Потеряв одного офицера и одного солдата убитыми, трех офицеров и двадцать солдат ранеными, отряд 16-го декабря возвратился в Грозную. Все дни стояли порядочные морозы, от 10 до 15°, и пробыть часов 8—10 в такой день на коне нелегко, да спать в простой парусинной [326] палатке не совсем приятно. Поэтому я весьма обрадовался краткости экспедиции, и въезжал в Грозную в наилучшем расположении духа, усилившемся еще совершенно неожиданным приятным известием, что я произведен в штабс-капитаны по вакансии. Не взирая на постоянное участие в военных действиях, на исполнение по мере сил, и умения своих обязанностей, наконец, состояние в течении года при главных местных начальниках, я с 1852 года никакой награды не получал и дождался производства по вакансии, что на Кавказе, где в полках везде были офицеры сверх комплекта, было большою редкостью.

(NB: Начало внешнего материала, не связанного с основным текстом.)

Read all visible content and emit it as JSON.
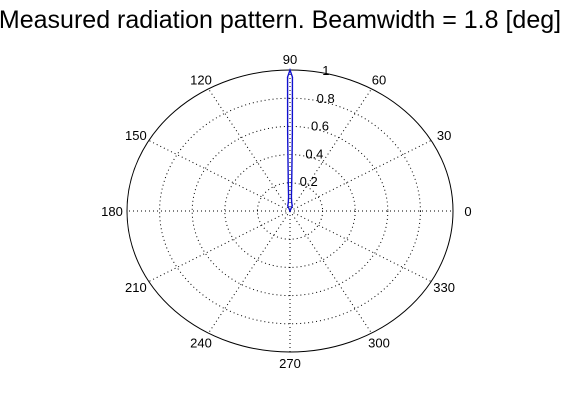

Так или иначе, я был чрезвычайно доволен. Отдохнув три дня в Грозной, отряд опять выступил к Воздвиженской, и в течение четырех дней мы расчищали и расширяли просеки, уже под непосредственным начальством полковника Мищенко, при котором я безотлучно и находился; генерал же Пулло оставался дома в крепости. 24-го войска разошлись к праздникам Рождества по своим стоянкам.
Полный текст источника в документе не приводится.